L’un des aspects importants du design des lieux est l’ouverture des lieux en une seule grande pièce ainsi que la visibilité de la pièce depuis l’entrée afin d’attirer les visiteurs dès leur arrivée. La notion de confort, très importante pour les Idea Store, s’est aussi manifestée dans la décision de ne pas inclure de barrières de sécurité et de comptoirs de services dans l’entrée. Cela permet de ne pas institutionnaliser les lieux, mais aussi d’enlever le sentiment de surveillance des usagers[6]. Les Idea Store ne veulent donc pas ressembler à des institutions officielles, mais plutôt se rapprocher de l’ambiance du magasin de détail, d’où leur nom[7].

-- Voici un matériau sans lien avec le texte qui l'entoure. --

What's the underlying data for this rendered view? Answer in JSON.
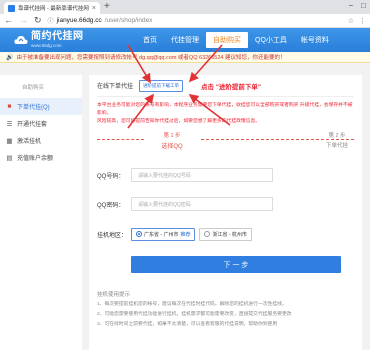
{
  "browser": {
    "tab_title": "靠谱代挂网 - 最新靠谱代挂网站",
    "url_domain": "jianyue.66dg.cc",
    "url_path": "/user/shop/index"
  },
  "site": {
    "logo_name": "简约代挂网",
    "logo_domain": "www.66dg.com"
  },
  "nav": [
    "首页",
    "代挂管理",
    "自助购买",
    "QQ小工具",
    "帐号资料"
  ],
  "notice": "由于被准备要出现问题，您需要按照到请修改帐号 dg.qq@qq.com 或者QQ 63266524 建议知您，你还能要的！",
  "sidebar": {
    "title": "自助购买",
    "items": [
      "下单代挂(Q)",
      "开通代挂套",
      "激活挂机",
      "充值账户余额"
    ]
  },
  "panel": {
    "title": "在线下单代挂",
    "download_btn": "进阶提前下载工单",
    "callout": "点击 \"进阶提前下单\"",
    "warning_1": "本平台业务可能对您的帐号有影响，本程序业务需要您下单代挂，收挂您可以全部购买或者购买 升级代挂，会保存并不被影响，",
    "warning_2": "风险较高，您可将提前告知你代挂过后，如要您想了解更多的代挂政策信息。"
  },
  "steps": {
    "step1_num": "第 1 步",
    "step1_label": "选择QQ",
    "step2_num": "第 2 步",
    "step2_label": "下单代挂"
  },
  "form": {
    "qq_label": "QQ号码：",
    "qq_placeholder": "请输入要代挂的QQ号码",
    "pwd_label": "QQ密码：",
    "pwd_placeholder": "请输入要代挂的QQ密码",
    "region_label": "挂机地区：",
    "region_option_1": "广东省 - 广州市",
    "region_option_1_tag": "推荐",
    "region_option_2": "浙江省 - 杭州市",
    "next_btn": "下 一 步"
  },
  "hints": {
    "title": "挂机使用提示",
    "lines": [
      "1、每次要提前挂机您的帐号，建议每次在代挂时挂代码，解除您的挂机进行一次性挂线。",
      "2、可能您需要使用代挂功能进行挂机，挂机需求都可能需要改变，直接提交代挂服务要更改",
      "3、可在线时间之前要代挂，如果不太清楚，可以查看客服的代挂说明，帮助你到使用"
    ]
  },
  "colors": {
    "header_blue": "#2a7fd9",
    "accent_orange": "#f08a24",
    "annotation_red": "#e23333",
    "button_blue": "#2f7ee0"
  }
}
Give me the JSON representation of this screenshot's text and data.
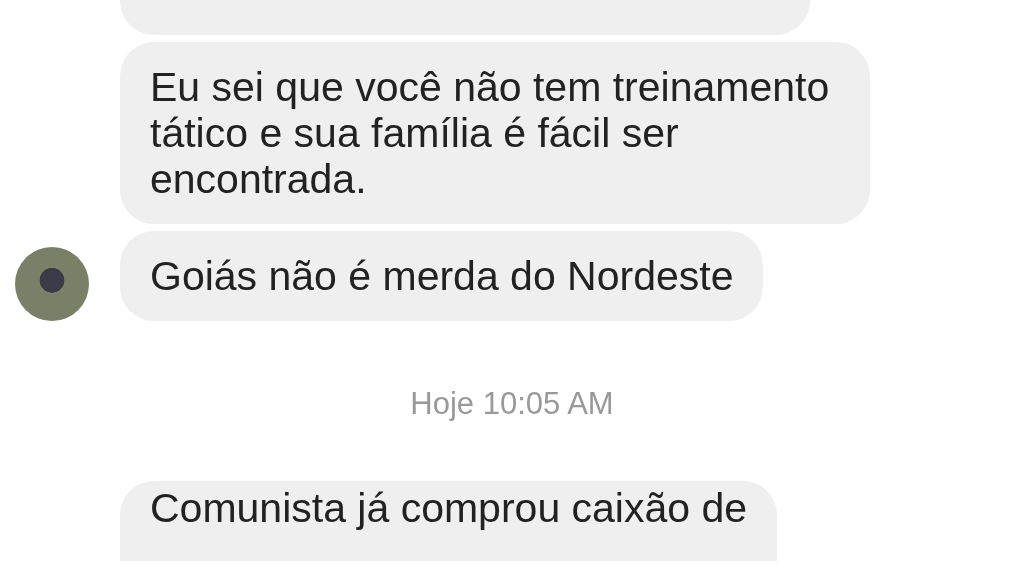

Le but du design et de l’engagement de ces nouvelles bibliothèques est ainsi d’accueillir les usagers et surtout de leur faire confiance pour engager leur environnement et alors assurer l’usage de ces nouvelles bibliothèques[7]. Les Idea Store ont d’abord été créés et pensés pour augmenter l’utilisation des bibliothèques dans un quartier où celles-ci étaient délaissées.

Les services

Les Idea Store bénéficient d’une approche unique et novatrice[8] : partenariats étendus permettant une approche globale des prestations de service, leçons tirées du commerce et du marketing, intégration des services, création d'une image forte axée sur le client, consultation étendue et continue. Les centres sont en effet ouverts sept jours sur sept en libre service, et offrent, en plus des services traditionnels de la bibliothèque :

  • un apprentissage tout au long de la vie (éducation, orientation, apprentissage familial, conseils) ;
  • des services d’information et de soutien scolaire ;
  • un espace d’expositions, de concerts ;
  • un café et une garderie ;
  • un parc informatique moderne ;
  • un accès libre à Internet ;
  • prêt de DVD, CD, cédéroms.

Chaque Idea store est donc bien plus qu’une bibliothèque : on vient y prendre des cours de danse, de yoga ou d’autres activités, faire garder ses enfants ou y rencontrer des amis, faire ses courses ou ses devoirs. Des activités pour les enfants et des animations ont lieu dans la bibliothèque même : l’organisation d’un match de foot, par exemple, donnera lieu ensuite à des échanges de livres sur le foot. L’aspect ludique des activités proposées (« Learning is fun at your local Idea Store ») est mis en avant pour attirer le plus possible ceux qui ne vont jamais à la bibliothèque. Le « Idea magazine » informe les lecteurs sur l’offre culturelle des bibliothèques et du quartier (expositions, animations…). Les Idea store n’ont donc pas pour vocation d’être des bibliothèques de travail, ni de recherche mais bien des lieux de vie incontournables du quartier.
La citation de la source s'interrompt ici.